*
Asian stock markets : https://tmsnrt.rs/2zpUAr4
*
Oil up 2%, but off early highs, after US strikes Iran
*
Wall St futures dip, waiting to see how Iran reacts
*
Dollar edges up, no broad rush to safety as yet
By Wayne Cole
SYDNEY, June 23 (Reuters) - Wall Street share futures
slipped on Monday and oil prices briefly hit five-month highs as
investors anxiously waited to see if Iran would retaliate to
U.S. attacks on its nuclear sites, with resulting risks to
global activity and inflation.
Early moves were contained, with the dollar getting only a
minor safe-haven bid and no sign of panic selling across
markets. Oil prices were up around 2%, but already well off
their initial peaks.
Optimists were hoping Iran might back down now its nuclear
ambitions had been curtailed, or even that regime change might
bring a less hostile government to power there.
Analysts at JPMorgan, however, cautioned that past episodes
of regime change in the region typically resulted in oil prices
spiking by as much as 76% and averaging a 30% rise over time.
Key will be access through the Strait of Hormuz, which is
only about 33 km (21 miles) wide at its narrowest point and sees
around 20% of the world's daily oil consumption.
"With the U.S. becoming involved, the risk of Iran
retaliating by disrupting the flows of oil from the Middle East
has risen significantly," warned analysts at ANZ. "Prices in the
$90-95/bbl range would be the likely outcome."
For now, Brent was up a relatively restrained 1.9%
at $78.46 a barrel, while U.S. crude rose 2% to $75.30.
Elsewhere in commodity markets, gold edged up 0.2% to $3,375
an ounce.
Share markets were proving resilient so far, with S&P 500
futures off 0.3% and Nasdaq futures down 0.5%,
having both started with losses near 1%.
Nikkei futures were just a fraction lower at 38,380,
pointing to a small opening fall for the cash index.
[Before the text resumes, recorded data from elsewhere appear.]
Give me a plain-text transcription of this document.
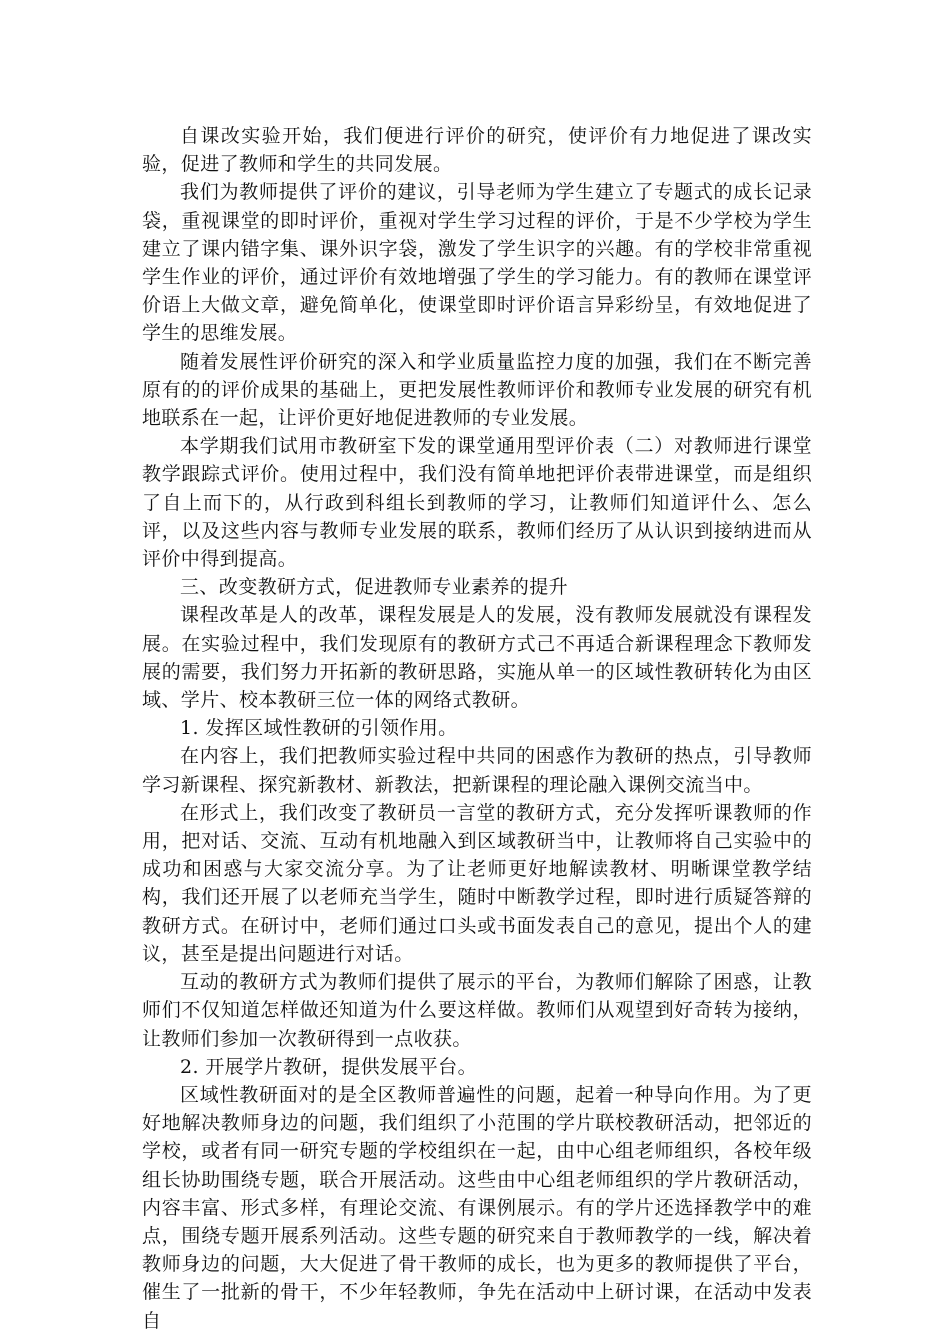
自课改实验开始，我们便进行评价的研究，使评价有力地促进了课改实验，促进了教师和学生的共同发展。

我们为教师提供了评价的建议，引导老师为学生建立了专题式的成长记录袋，重视课堂的即时评价，重视对学生学习过程的评价，于是不少学校为学生建立了课内错字集、课外识字袋，激发了学生识字的兴趣。有的学校非常重视学生作业的评价，通过评价有效地增强了学生的学习能力。有的教师在课堂评价语上大做文章，避免简单化，使课堂即时评价语言异彩纷呈，有效地促进了学生的思维发展。

随着发展性评价研究的深入和学业质量监控力度的加强，我们在不断完善原有的的评价成果的基础上，更把发展性教师评价和教师专业发展的研究有机地联系在一起，让评价更好地促进教师的专业发展。

本学期我们试用市教研室下发的课堂通用型评价表（二）对教师进行课堂教学跟踪式评价。使用过程中，我们没有简单地把评价表带进课堂，而是组织了自上而下的，从行政到科组长到教师的学习，让教师们知道评什么、怎么评，以及这些内容与教师专业发展的联系，教师们经历了从认识到接纳进而从评价中得到提高。

三、改变教研方式，促进教师专业素养的提升

课程改革是人的改革，课程发展是人的发展，没有教师发展就没有课程发展。在实验过程中，我们发现原有的教研方式己不再适合新课程理念下教师发展的需要，我们努力开拓新的教研思路，实施从单一的区域性教研转化为由区域、学片、校本教研三位一体的网络式教研。

1. 发挥区域性教研的引领作用。

在内容上，我们把教师实验过程中共同的困惑作为教研的热点，引导教师学习新课程、探究新教材、新教法，把新课程的理论融入课例交流当中。

在形式上，我们改变了教研员一言堂的教研方式，充分发挥听课教师的作用，把对话、交流、互动有机地融入到区域教研当中，让教师将自己实验中的成功和困惑与大家交流分享。为了让老师更好地解读教材、明晰课堂教学结构，我们还开展了以老师充当学生，随时中断教学过程，即时进行质疑答辩的教研方式。在研讨中，老师们通过口头或书面发表自己的意见，提出个人的建议，甚至是提出问题进行对话。

互动的教研方式为教师们提供了展示的平台，为教师们解除了困惑，让教师们不仅知道怎样做还知道为什么要这样做。教师们从观望到好奇转为接纳，让教师们参加一次教研得到一点收获。

2. 开展学片教研，提供发展平台。

区域性教研面对的是全区教师普遍性的问题，起着一种导向作用。为了更好地解决教师身边的问题，我们组织了小范围的学片联校教研活动，把邻近的学校，或者有同一研究专题的学校组织在一起，由中心组老师组织，各校年级组长协助围绕专题，联合开展活动。这些由中心组老师组织的学片教研活动，内容丰富、形式多样，有理论交流、有课例展示。有的学片还选择教学中的难点，围绕专题开展系列活动。这些专题的研究来自于教师教学的一线，解决着教师身边的问题，大大促进了骨干教师的成长，也为更多的教师提供了平台，催生了一批新的骨干，不少年轻教师，争先在活动中上研讨课，在活动中发表自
The dollar edged up 0.2% on the Japanese yen to 146.36 yen
, while the euro dipped 0.3% to $1.1485. The
dollar index firmed 0.25% to 99.008.
There was also no sign of a rush to the traditional safety
of Treasuries, with futures up only 1 tick.
Futures for Federal Reserve interest rates were a
tick lower, likely reflecting concerns a sustained rise in oil
prices would add to inflationary pressures at a time when
tariffs were just being felt in U.S. prices.
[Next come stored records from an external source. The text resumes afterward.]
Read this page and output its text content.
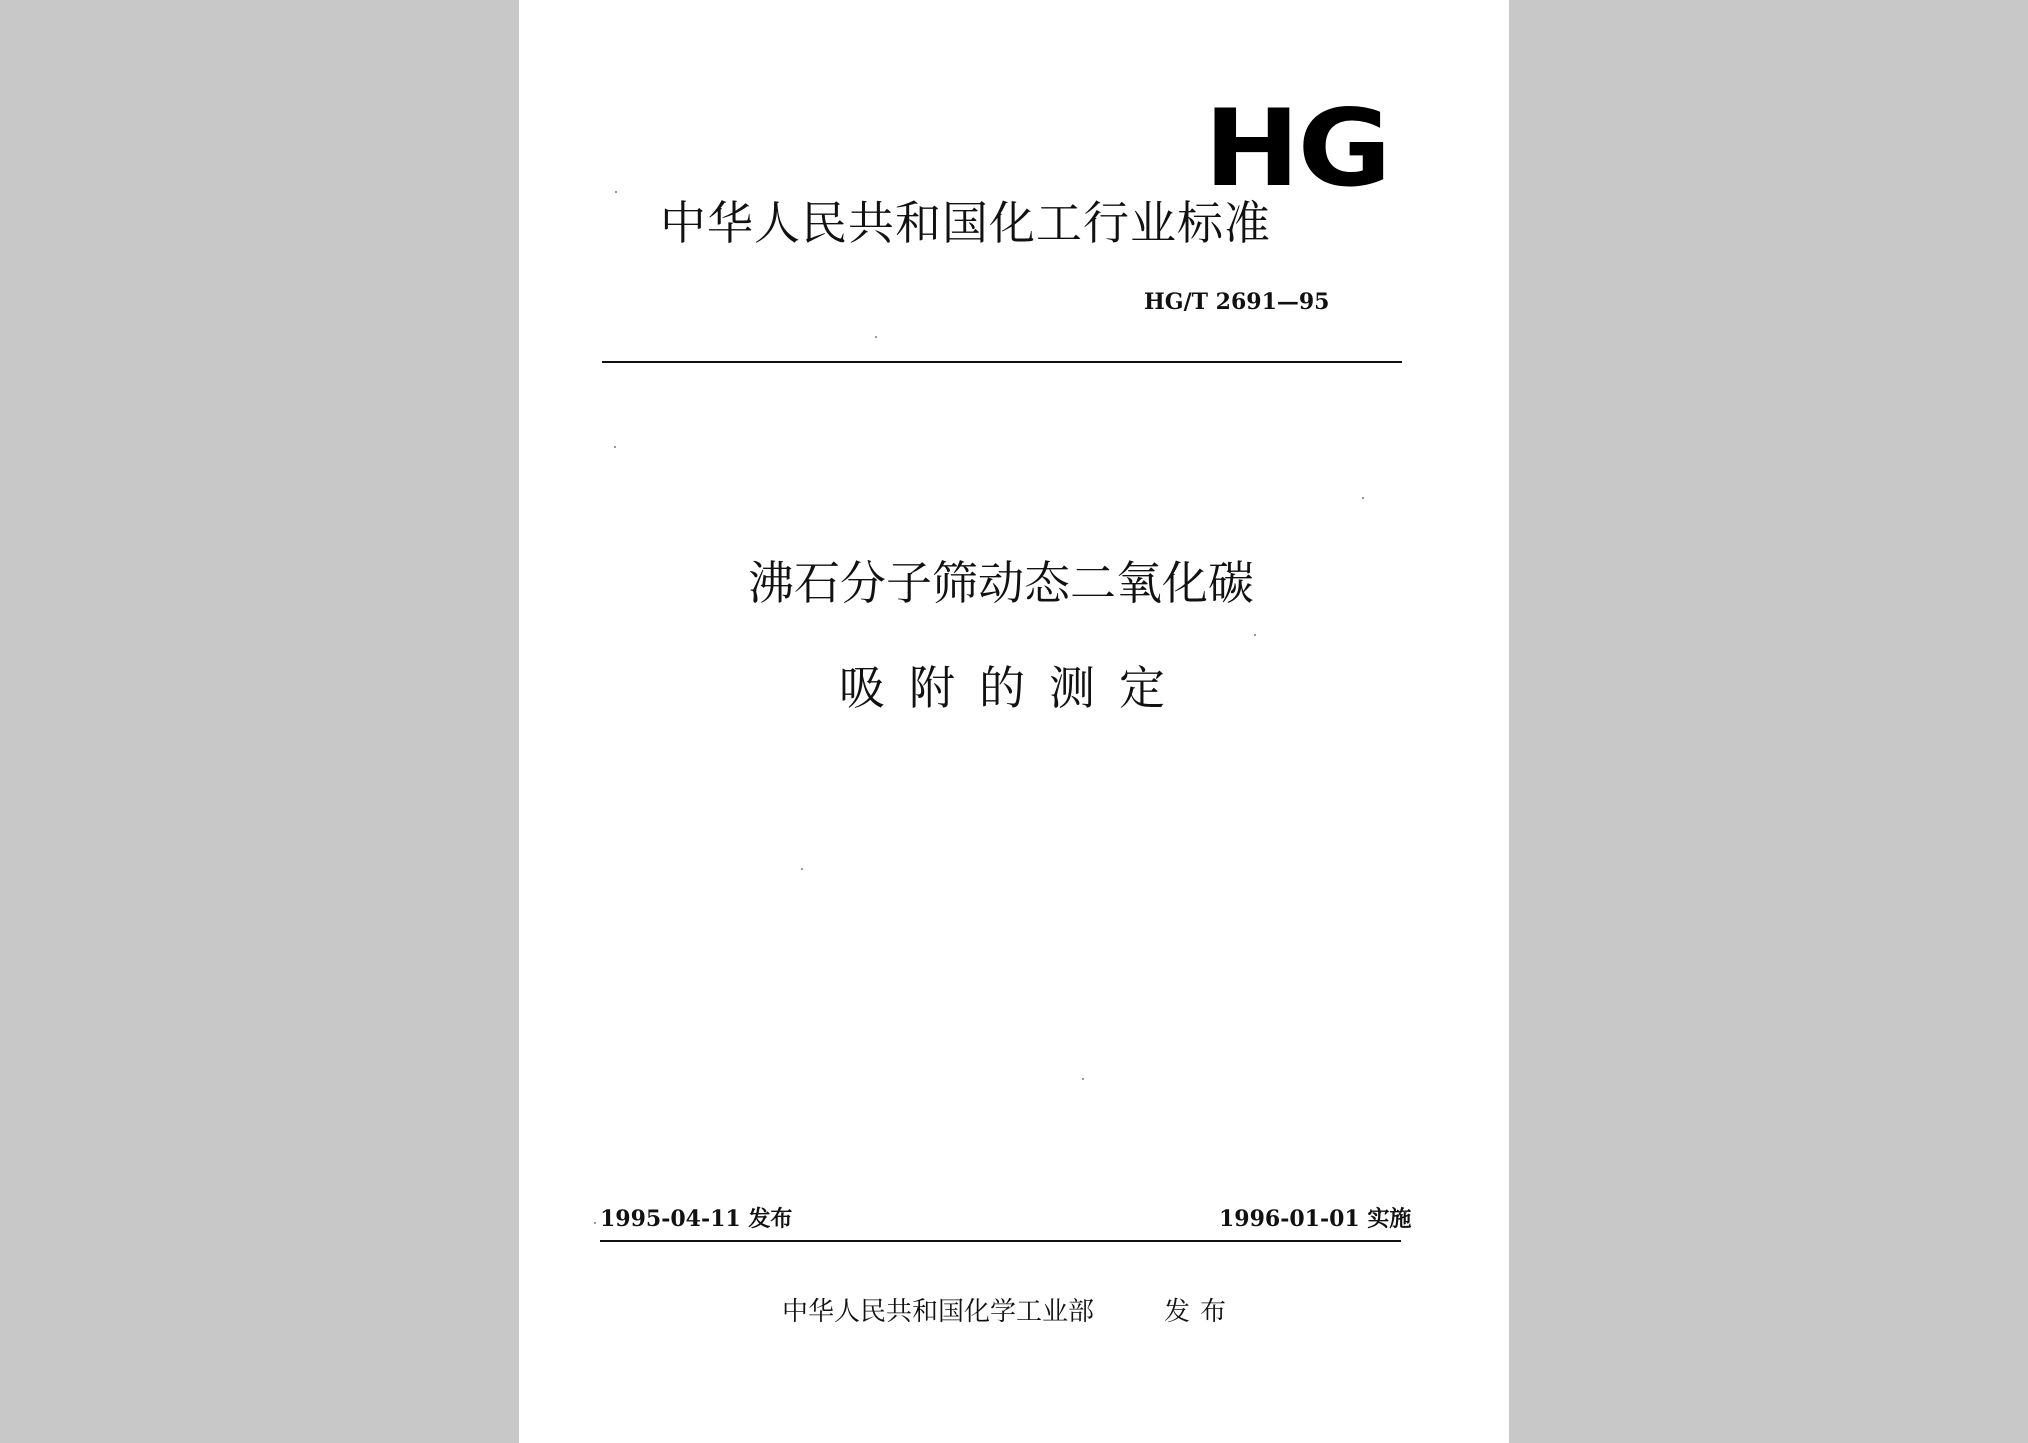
HG
中华人民共和国化工行业标准
HG/T 2691—95
沸石分子筛动态二氧化碳
吸附的测定
1995-04-11 发布	1996-01-01 实施
中华人民共和国化学工业部	发布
Markets are still pricing a slim chance the Fed will cut at
its next meeting on July 30, even after Fed Governor Christopher
Waller broke ranks and argued for a July easing.
Most other Fed members, including Chair Jerome Powell, have
been more cautious on policy leading markets to wager a cut is
far more likely in September.
At least 15 Fed officials are speaking this week, and Powell
faces two days of questions from lawmakers, which is certain to
cover the potential impact of President Donald Trump's tariffs
and the attack on Iran.
The Middle East will be high on the agenda at a NATO leaders
meeting at the Hague this week, where most members have agreed
to commit to a sharp rise in defence spending.
Among the economic data due are figures on U.S. core
inflation and weekly jobless claims, along with early readings
on June factory activity from across the globe.